Last year, while using RStudio, you probably gained a certain amount of experience using RMarkdown — a flavor of Markdown that allows you to embed and run code in Markdown. Jupyter Lab, while very different in many ways, still uses Markdown to add formatted text to a given notebook. It is well worth the small time investment to learn how to use Markdown, and create a neat and reproducible document.

Create a Markdown cell in your notebook. Create both an ordered and unordered list. Create an unordered list with 3 of your favorite academic interests (some examples could include: machine learning, operating systems, forensic accounting, etc.). Create another ordered list that ranks your academic interests in order of most-interested to least-interested.

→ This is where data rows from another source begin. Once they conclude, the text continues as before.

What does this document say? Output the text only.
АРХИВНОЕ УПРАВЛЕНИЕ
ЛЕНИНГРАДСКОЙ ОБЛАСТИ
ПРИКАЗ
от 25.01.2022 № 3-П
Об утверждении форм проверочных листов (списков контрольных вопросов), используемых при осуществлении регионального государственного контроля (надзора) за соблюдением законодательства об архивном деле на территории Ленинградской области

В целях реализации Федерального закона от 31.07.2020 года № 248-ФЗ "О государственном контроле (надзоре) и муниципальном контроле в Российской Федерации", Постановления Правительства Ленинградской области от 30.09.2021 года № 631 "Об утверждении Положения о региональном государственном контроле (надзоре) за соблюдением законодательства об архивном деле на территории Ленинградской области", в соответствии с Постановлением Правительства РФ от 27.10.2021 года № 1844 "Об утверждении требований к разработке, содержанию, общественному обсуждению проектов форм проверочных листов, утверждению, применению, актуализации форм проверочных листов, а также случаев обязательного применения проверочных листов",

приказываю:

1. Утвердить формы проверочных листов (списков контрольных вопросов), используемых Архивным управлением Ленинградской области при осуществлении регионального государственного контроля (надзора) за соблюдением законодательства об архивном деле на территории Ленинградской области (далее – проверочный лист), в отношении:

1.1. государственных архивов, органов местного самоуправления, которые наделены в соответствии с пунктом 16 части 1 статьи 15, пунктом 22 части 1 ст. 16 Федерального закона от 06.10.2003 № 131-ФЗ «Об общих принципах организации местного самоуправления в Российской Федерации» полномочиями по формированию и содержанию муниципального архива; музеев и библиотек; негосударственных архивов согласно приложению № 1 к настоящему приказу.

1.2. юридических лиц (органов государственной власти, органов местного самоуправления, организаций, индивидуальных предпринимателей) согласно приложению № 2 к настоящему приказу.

To practice markdown, embolden at least 1 item in you list, italicize at least 1 item in your list, and make at least 1 item in your list formatted like code.

You can quickly get started with Markdown using this cheat sheet: www.markdownguide.org/cheat-sheet/

Don’t forget to "run" your markdown cells by clicking the small "Play" button in the notebook menu. Running a markdown cell will render the text in the cell with all of the formatting you specified. Your unordered lists will be bulleted and your ordered lists will be numbered.

If you are having trouble changing a cell due to the drop down menu behaving oddly, try changing browsers to Chrome or Safari. If you are a big Firefox fan, and don’t want to do that, feel free to use the %%markdown magic to create a markdown cell without really creating a markdown cell. Any cell that starts with %%markdown in the first line will generate markdown when run.

Items to submit
  • Code used to solve this problem.

  • Output from running the code.

Question 4

Browse www.linkedin.com and read some profiles. Pay special attention to accounts with an "About" section. Write your own personal "About" section using Markdown in a new Markdown cell. Include the following (at a minimum):

  • A header for this section (your choice of size) that says "About".

    A Markdown header is a line of text at the top of a Markdown cell that begins with one or more #.

  • The text of your personal "About" section that you would feel comfortable uploading to LinkedIn.

  • In the about section, for the sake of learning markdown, include at least 1 link using Markdown’s link syntax.

Items to submit
  • Code used to solve this problem.

  • Output from running the code.

Question 5

Read the templates page and learn how to run snippets of code in Jupyter Lab other than Python. Run at least 1 example of Python, R, SQL, and bash. For SQL and bash, you can use the following snippets of code to make sure things are working properly.

-- Use the following sqlite database: /depot/datamine/data/movies_and_tv/imdb.db
SELECT * FROM titles LIMIT 5;
ls -la /depot/datamine/data/movies_and_tv/

For your R and Python code, use this as an opportunity to review your skills. For each language, choose at least 1 dataset from /depot/datamine/data, and analyze it. Both solutions should include at least 1 custom function, and at least 1 graphic output. Make sure your code is complete, and well-commented. Include a markdown cell with your short analysis, for each language.

You could answer any question you have about your dataset you want. This is an open question, just make sure you put in a good amount of effort. Low/no-effort solutions will not receive full credit.

Once done, submit your projects just like last year. See the submissions page for more details.

Items to submit
  • Code used to solve this problem.

  • Output from running the code.

  • 1-2 sentence analysis for each of your R and Python code examples.

Please make sure to double check that your submission is complete, and contains all of your code and output before submitting. If you are on a spotty internet connection, it is recommended to download your submission after submitting it to make sure what you think you submitted, was what you actually submitted.